As is mentioned earlier, the characteristics of the composite materials depend on the properties of both
reinforcing phase as well as matrix phase. Therefore it is important to know the factors of the constituents of
composite materials, which contribute to the performance of the composite materials.
 Factors that control the properties of fibers
 Matrix factors
 Fiber-matrix interface
Factors that control the properties of fibers
(a) Length: The fibers can be long or short. Long, continuous fibers are easy to orient and process, but short
fibers cannot be controlled fully for proper orientation. Long fibers provide many benefits over short fibers.
These include high strength, impact resistance, low shrinkage, improved surface finish, and dimensional
stability. However, short fibers provide low cost, easy towork with, and have fast cycle time fabrication
procedures. Moreover using randomly oriented short fibers the isotropy behaviour may be achieved and uni
directional composites exhibit non-isotropic material properties.
(b) Orientation: Fibers oriented in one direction give very high stiffness and strength in that direction. If the
fibers are oriented in more than one direction, such as in a mat, there will be high stiffness and strength in the
directions of the fiber orientations. Hence the fibers are usually oriented in directions where high stiffness and
strength are required.
(c) Shape: Due to easiness in handling and manufacturing fibers, the most common shape of fibers is circular.
But fibers are available in the form of square and rectangle also.
(d) Material: The material of the fiber directly influences the mechanical performance of a composite. Fibers
are generally expected to have high elastic moduli and strength than the matrix materials. The fibers will also
good functional properties like, high thermal resistance, fatigue resistance and impact resistance.
Matrix factors
Matrix materials have low mechanical properties compared to those of fibers. Yet the matrix influences many
mechanical properties of the composite. These properties include
 Transverse modulus and strength  Thermal expansion coefficient
 Shear modulus and strength  Thermal resistance and
 Compressive strength  Fatigue strength
 Inter-laminar shear strength
Fiber-matrix interface
When the load is applied on a composite material, the load is directly carried by the matrix and it is
transferred to the fibers from the matrix through fiber–matrix interface. So, it is clear that the load-transfer
from the matrix to the fiber depends on the fiber-matrix interface. This interface may be formed by chemical,
mechanical, and reaction bonding. In most cases, more than one type of bonding occurs.
(a) Chemical bonding: It is formed between the fiber surface and the matrix. Some fibers bond naturally to
the matrix and others do not. Coupling agents are often added to form a chemical bond. Coupling agents are
compounds applied to fiber surfaces to improve the bond between the fiber and the matrix.

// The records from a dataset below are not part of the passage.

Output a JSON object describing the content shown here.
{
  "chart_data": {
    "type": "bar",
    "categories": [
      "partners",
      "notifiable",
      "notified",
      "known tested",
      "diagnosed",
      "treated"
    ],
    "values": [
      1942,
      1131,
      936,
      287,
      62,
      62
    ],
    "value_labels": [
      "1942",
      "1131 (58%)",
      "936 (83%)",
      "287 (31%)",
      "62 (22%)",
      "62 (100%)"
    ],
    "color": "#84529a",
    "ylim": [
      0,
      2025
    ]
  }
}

(b) Mechanical bonding: Every material has some natural roughness on its surface. In composite materials,
the roughness on the fiber surface causes interlocking between the fiber and the matrix leading to the
formation a mechanical bond.
(c) Reaction bonding: It happens when molecules of the fiber and the matrix diffuse into each other only at
the interface. Due to this inter-diffusion, a distinct interfacial layer, called the inter-phase, is created with
different properties from that of the fiber or the matrix. Even though this thin interfacial layer helps to form a
reaction bonding, it also develops microcracks in the fiber. These microcracks reduce the strength of the fiber
and consequently that of the composite.

What are the factors that affect the composite properties?


There are various factors upon which the properties of the composite depend. Following are the various
factors:
 Properties of the constituent materials. Apart from this, the properties of other phases present, like
additives, fillers and other reaction phases also affect the properties of the composite.
 Length of the fibre.
 Orientation of the fibres (with respect to the loading direction).
 Cross sectional shape of the fibre.
 Distribution and arrangement of the fibres in the matrix material.
 Proportions of the fibre and matrix material, that is, volume fractions of the constituent materials.